"Enough already!" I hear Mom exclaim in the session. Her son is lining the blocks up, one after another, with her nose millimeters from their edges. Exasperated, Mom looks at me and says, "This is all he does. I'm so tired of it."
Her frustration is understandable, at this boy's age most children are engaged with increasingly elaborate imaginative play with a variety of objects; fighting action figures and building forts. Not only is that play typical, but it's easier to bond with your child during these fun story lines and playful routines.
Later in the day, a father pleads with his daughter to stop drawing letters and play ball with him. She absorbed in her land of letters and numbers, carving each line deep onto the paper with a primitive grip on the ballpoint pen. She screams at the sight of the ball, refuses to touch to, and pushes him away as he attempts to get closer.
Does this sound familiar; the lining up, the rigid obsessions, the spinning, the flashing lights? These are common play behaviors for our children with autism spectrum disorders, sensory processing disorders, and other developmental disorders. And, yes, they are play! Play is our ability to interact and engage with objects for entertainment and amusement. It's how we busy our bodies and minds while we learn to rules of the world such as cause/effect, gravity, object permanence, and spatial awareness. Some children easily learn to regulate and coordinate their bodies then expand that by learning to explore and use objects before finally understanding how symbolism can be layered on top for pretend play. Other children appear to get stuck or hung up with repetitive play that may also have rigid rules and structure around it.
Why is that?
Of course, the answer is as individual as children themselves, however current research is revealing that our children with ASD struggle to find patterns and make predictions. Pattern recognition goes hand-in-hand with understanding cause and effect, also leading towards sequencing. If we struggle to recognize a pattern, it will affect our ability to connect a cause with an effect and also will hinder our ability to put a series of actions into a cohesive plan.
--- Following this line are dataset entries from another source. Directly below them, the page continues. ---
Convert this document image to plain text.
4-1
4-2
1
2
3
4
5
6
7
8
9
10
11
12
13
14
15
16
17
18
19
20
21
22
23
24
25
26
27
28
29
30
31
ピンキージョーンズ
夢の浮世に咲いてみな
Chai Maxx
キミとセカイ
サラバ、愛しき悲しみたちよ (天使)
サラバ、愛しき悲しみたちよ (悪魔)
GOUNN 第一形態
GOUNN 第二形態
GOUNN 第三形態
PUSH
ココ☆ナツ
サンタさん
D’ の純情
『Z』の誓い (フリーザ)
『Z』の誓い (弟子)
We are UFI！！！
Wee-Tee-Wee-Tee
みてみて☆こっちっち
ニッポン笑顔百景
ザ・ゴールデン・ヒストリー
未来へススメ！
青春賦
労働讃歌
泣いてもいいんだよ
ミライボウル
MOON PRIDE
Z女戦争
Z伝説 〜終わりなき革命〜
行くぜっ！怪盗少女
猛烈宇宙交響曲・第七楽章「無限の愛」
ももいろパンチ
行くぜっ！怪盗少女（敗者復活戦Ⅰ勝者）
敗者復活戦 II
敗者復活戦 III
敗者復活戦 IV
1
For example, in order to engage in a pretend play task with action figures and cars, we need to understand that the doors on our cars can open and close, the action figures can sit inside, and when we push the car, the wheels will turn and go. We also need to understand how to move our hands, arms, and torso through space to achieve this. If we are still mastering play at an object exploration level, we will be focused on those wheels turning or the doors opening and closing before we can begin to attempt the next steps in the pattern. If we are still trying to figure out patterns and rules, we may start lining the cars and the action figures up, rather than playing with them together.
So what can we, the caregivers, do?
My first recommendation is always to leave your expectations and rules at the door when playing with your child. We need to enter his world, and we certainly can't being our rules into his world, at least not yet. To the best of your ability, get at his level. Try to see the world through his eyes and just observe for a time. As you feel comfortable, try to push the rules he's testing out. If he's spinning the wheels, encourage faster or slower, grab another car with different wheels to compare. Entice him with your new take on his trick and see if you can trade cars or take turns.
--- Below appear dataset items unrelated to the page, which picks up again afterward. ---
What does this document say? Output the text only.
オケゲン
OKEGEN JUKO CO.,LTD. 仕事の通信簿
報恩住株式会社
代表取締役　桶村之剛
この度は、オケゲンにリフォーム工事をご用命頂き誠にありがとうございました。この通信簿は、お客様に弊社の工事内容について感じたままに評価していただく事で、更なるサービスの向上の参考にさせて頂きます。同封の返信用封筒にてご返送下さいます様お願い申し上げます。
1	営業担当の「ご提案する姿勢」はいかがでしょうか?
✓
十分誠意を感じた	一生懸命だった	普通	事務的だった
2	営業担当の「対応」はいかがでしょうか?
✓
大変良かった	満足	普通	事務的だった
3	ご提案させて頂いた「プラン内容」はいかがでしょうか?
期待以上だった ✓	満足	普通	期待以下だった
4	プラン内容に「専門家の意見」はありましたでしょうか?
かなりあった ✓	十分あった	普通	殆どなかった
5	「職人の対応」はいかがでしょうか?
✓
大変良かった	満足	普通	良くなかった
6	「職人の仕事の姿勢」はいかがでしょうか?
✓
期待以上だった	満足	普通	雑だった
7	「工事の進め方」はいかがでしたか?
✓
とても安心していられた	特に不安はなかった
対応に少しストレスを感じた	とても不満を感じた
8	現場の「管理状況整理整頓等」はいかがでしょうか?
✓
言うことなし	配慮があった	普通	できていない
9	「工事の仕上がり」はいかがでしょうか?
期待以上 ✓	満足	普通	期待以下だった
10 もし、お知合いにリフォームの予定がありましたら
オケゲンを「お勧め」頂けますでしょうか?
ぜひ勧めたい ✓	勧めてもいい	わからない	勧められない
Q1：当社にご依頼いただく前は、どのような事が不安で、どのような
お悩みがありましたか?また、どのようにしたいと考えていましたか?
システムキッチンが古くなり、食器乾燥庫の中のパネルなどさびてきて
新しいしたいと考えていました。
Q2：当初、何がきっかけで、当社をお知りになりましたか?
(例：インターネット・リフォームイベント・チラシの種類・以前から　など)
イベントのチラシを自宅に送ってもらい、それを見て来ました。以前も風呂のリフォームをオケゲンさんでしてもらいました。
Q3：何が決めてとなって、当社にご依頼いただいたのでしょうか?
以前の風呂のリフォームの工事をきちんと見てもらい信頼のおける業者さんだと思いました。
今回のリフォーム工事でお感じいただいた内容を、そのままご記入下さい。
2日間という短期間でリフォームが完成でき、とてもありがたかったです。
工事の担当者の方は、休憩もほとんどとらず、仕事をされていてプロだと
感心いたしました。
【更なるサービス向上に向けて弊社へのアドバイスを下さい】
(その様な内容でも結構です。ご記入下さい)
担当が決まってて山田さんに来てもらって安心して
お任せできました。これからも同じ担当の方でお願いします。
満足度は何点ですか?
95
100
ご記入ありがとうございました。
My next recommendation is to bask in the silence and respect his space. If your child is limited in his verbal communication, please do not use that as your chance to say all the words you want to hear! Keep your words short, simple and meaningful to the moment. Make little noises here and there, and definitely imitation or expand on anything your child says. Let this play time be in his control, and if he wants it quiet or shows he needs space, respect that.
Lastly, look for engagement. This could be as simple as him turning closer to you or even pushing your hand away. Refusal is still communication! (And it's a pretty important thing to communicate, too.) Eye contact isn't a must, but it can be a good indicator. Smiles and physical contact really let you know that you are welcome in his world, so figure out what keeps a smile going back and forth. See how you can guide him into more functional play by gentling entering his world of hidden rules and guiding him through it all at his pace.